Problems we want to solve - OpenWebslides/Notes GitHub Wiki

Problems we want to solve

Below we will list the problems that our three main stakeholders currently face. Please add or refine if we have overlooked existing concerns.

Problems students experience

Fragmented courses

  • Course material is fragmented across multiple platforms (slides, course text, course notes, external tutorials, articles, lab notes, exercises).
  • This fragmentation is particularly noticeable across courses because each professor uses his/her own favorite platform (external to Minerva).
  • Although audiovisual and interactive material exist, they are often located at external platform and not embedded within the slides and/or courses.

Courses are not updated

  • The feedback elicited from the students during course and teacher evaluations at the end of the year doesn't lead to visible changes, so why participate?
  • The feedback is rather general, there is little room for nuance or specific remarks.
  • Errors or poorly formulated sections of the course need to be clarified by the students from scratch each year via forums and then at the end of the year the Minerva forum is swiped again or a new Facebook group is created.

Lacking cooperation technology

  • There are few really well organized platforms for group assignments. For example a paragraph or chunk of code was removed a few weeks ago and can't be retrieved.

Lacking communication technology

  • The fora on Minerva can be a bit of a wall of shame (you can't remove or adjust a comment once it is made).
  • Some students don't dare to post on Minerva out of fear of saying something stupid (you can't post anonymously).
  • Discussion on the course material has largely moved to social media (Facebook), a trend that seems difficult to reverse as these media benefit from high traffic.
  • These social media are poorly structured for conversations with a large number of students. They just seem to be the best option among a number of unfavorable options.
  • These platforms are closed off instead of open.
  • Foreign or visiting students can experience difficulty accessing these closed groups.
  • There is often no possibility of feedback from the teacher (possibly, students are shying away from critical remarks and prefer the comfort of a group of friends to pose questions).
  • Facebook is awfully distracting during the exams.

No good search function across courses

  • You know a concept or equation was explained in some course from previous years or possibly in another UGent course, but where did I put (my download of) that course? I wish there was a link right here on this page that could take me there... (e.g., basic course in mathematics taught in 1st bachelor). Looking at it from another perspective: why oh why am I learning this abstract stuff? What could it be useful for? I wish there was a link right here on this page that would take me there...(e.g., specialized course in the masters).

Interim conclusion
Open webslides solve the problem of fragmented courses by allowing all content to be embedded within the HTML structure. They also allow for easy course updates when placed within a system such as GitHub. Using GitHub it also becomes easy to coordinate group assignments. The lack of good communication tools and of good search functions is not directly solved by GitHub in a very user friendly way. Indeed, questions can be posed using issues and the description of commits, but we are lacking an integrated interface such as Perusall.

Problems teachers experience

Education needs to be more time efficient

  • Professors and teaching postdoctoral researchers are mainly rewarded for their publications, not for their teaching.
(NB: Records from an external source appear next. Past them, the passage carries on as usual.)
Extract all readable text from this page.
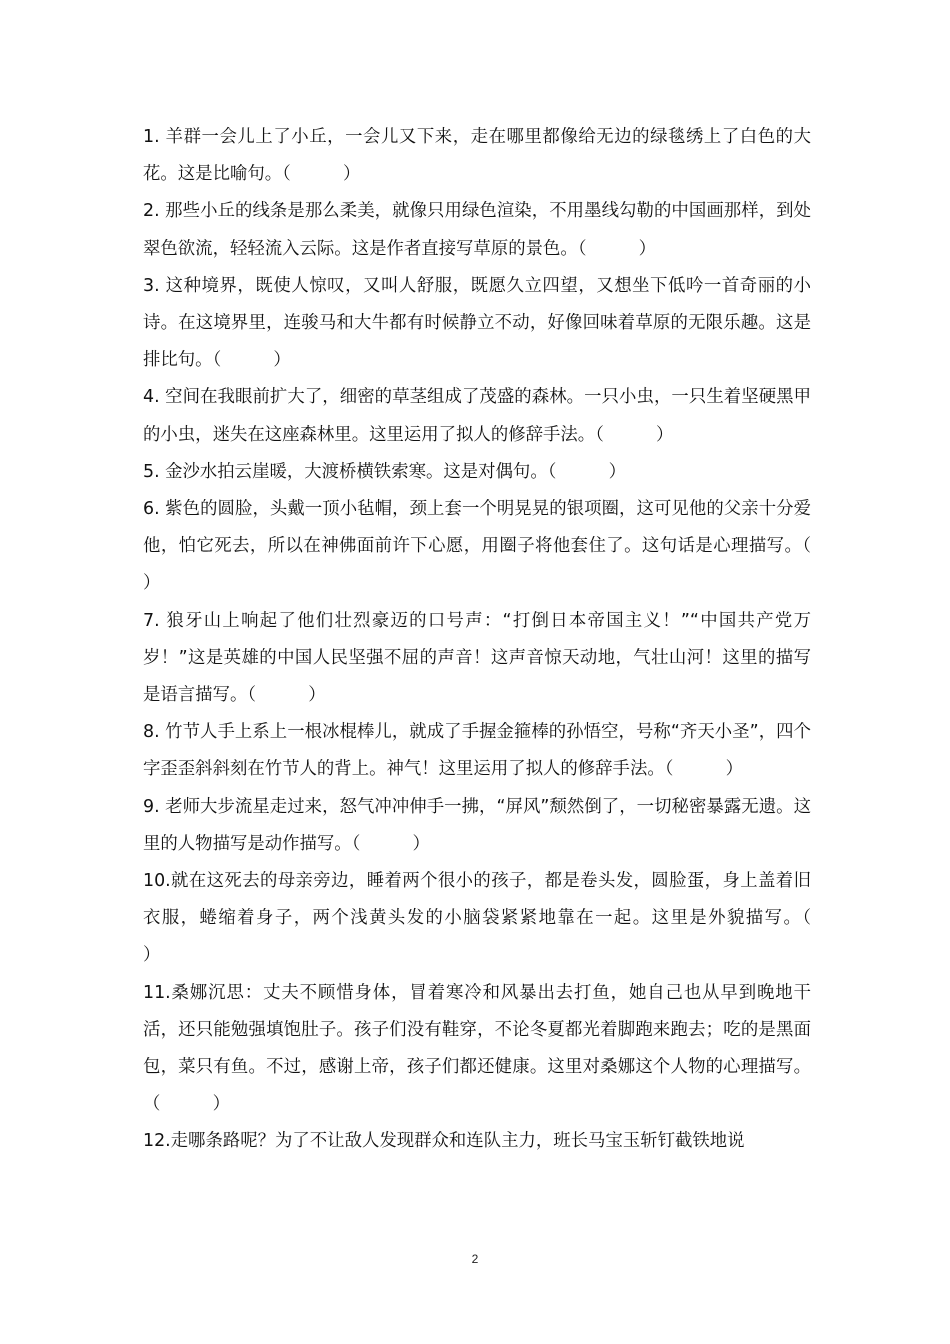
1. 羊群一会儿上了小丘，一会儿又下来，走在哪里都像给无边的绿毯绣上了白色的大花。这是比喻句。（　　　）

2. 那些小丘的线条是那么柔美，就像只用绿色渲染，不用墨线勾勒的中国画那样，到处翠色欲流，轻轻流入云际。这是作者直接写草原的景色。（　　　）

3. 这种境界，既使人惊叹，又叫人舒服，既愿久立四望，又想坐下低吟一首奇丽的小诗。在这境界里，连骏马和大牛都有时候静立不动，好像回味着草原的无限乐趣。这是排比句。（　　　）

4. 空间在我眼前扩大了，细密的草茎组成了茂盛的森林。一只小虫，一只生着坚硬黑甲的小虫，迷失在这座森林里。这里运用了拟人的修辞手法。（　　　）

5. 金沙水拍云崖暖，大渡桥横铁索寒。这是对偶句。（　　　）

6. 紫色的圆脸，头戴一顶小毡帽，颈上套一个明晃晃的银项圈，这可见他的父亲十分爱他，怕它死去，所以在神佛面前许下心愿，用圈子将他套住了。这句话是心理描写。（　　　）

7. 狼牙山上响起了他们壮烈豪迈的口号声：“打倒日本帝国主义！”“中国共产党万岁！”这是英雄的中国人民坚强不屈的声音！这声音惊天动地，气壮山河！这里的描写是语言描写。（　　　）

8. 竹节人手上系上一根冰棍棒儿，就成了手握金箍棒的孙悟空，号称“齐天小圣”，四个字歪歪斜斜刻在竹节人的背上。神气！这里运用了拟人的修辞手法。（　　　）

9. 老师大步流星走过来，怒气冲冲伸手一拂，“屏风”颓然倒了，一切秘密暴露无遗。这里的人物描写是动作描写。（　　　）

10.就在这死去的母亲旁边，睡着两个很小的孩子，都是卷头发，圆脸蛋，身上盖着旧衣服，蜷缩着身子，两个浅黄头发的小脑袋紧紧地靠在一起。这里是外貌描写。（　　　）

11.桑娜沉思：丈夫不顾惜身体，冒着寒冷和风暴出去打鱼，她自己也从早到晚地干活，还只能勉强填饱肚子。孩子们没有鞋穿，不论冬夏都光着脚跑来跑去；吃的是黑面包，菜只有鱼。不过，感谢上帝，孩子们都还健康。这里对桑娜这个人物的心理描写。（　　　）

12.走哪条路呢？为了不让敌人发现群众和连队主力，班长马宝玉斩钉截铁地说

2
So they want to waste as little time as possible.
  • Keeping a course up to date requires a lot of effort and it is often unclear what problems need to be tackled.
  • High amount of emails from students clutter up the inbox.
  • When sending question emails, students often fail to specify on what particular part of the course they have a question.

Teaching evaluations

  • Feedback from the students only arrives at the end of the year when it's already too late.
  • Feedback is an evaluation tool for career progress, rather than for course improvement.
  • Student feedback is collected in a nonspecific way, so it is not clear what parts of the course should be adjusted.
  • The valuable feedback that students do provide on social media or the Minerva fora are hard to access or require a lot of time to filter.

Interim conclusion
Open webslides make it more easy to update courses by simply placing them in a GitHub system and accepting or rejecting suggested changes. By being responsive to students in a time efficient and visible way throughout the course, better evaluations are to be expected.

Problems the UGent experiences

Responsibility towards the students

  • How to provide students with transferable skills and 21st century citizenship?
  • How to achieve activerend onderwijs and multiperspectivisme? (two goals of the UGent)

Future educational perspective

  • How to stay relevant and promote the UGent as an innovative educator in 21st century education?
  • How to respond to MOOCs (Massive Online Open Courses)?
  • Own technology can't compete with Facebook because Facebook simply has more traffic and hence, the conversation moves there.
  • The UGent offers a lot of educational tools but most professors don't use them, while there is a large demand from the students (e.g., response technology during the courses, online learning trajectories).

How to assert the public presence of the UGent

  • How can the UGent increase the visibility of its expertise in education and research?
  • How to attract collaborations with the public and private sector?

Interim conclusion
Open webslides naturally allow for increased student activation and multidisciplinary views via the material students add to the course. With webslides that are rich in media (e.g., include code) you lure traffic back to the course and the conversation will follow automatically. So any investments you do make in ICT will pay off. By sharing the webslides online, the UGent further positions itself in the knowledge market.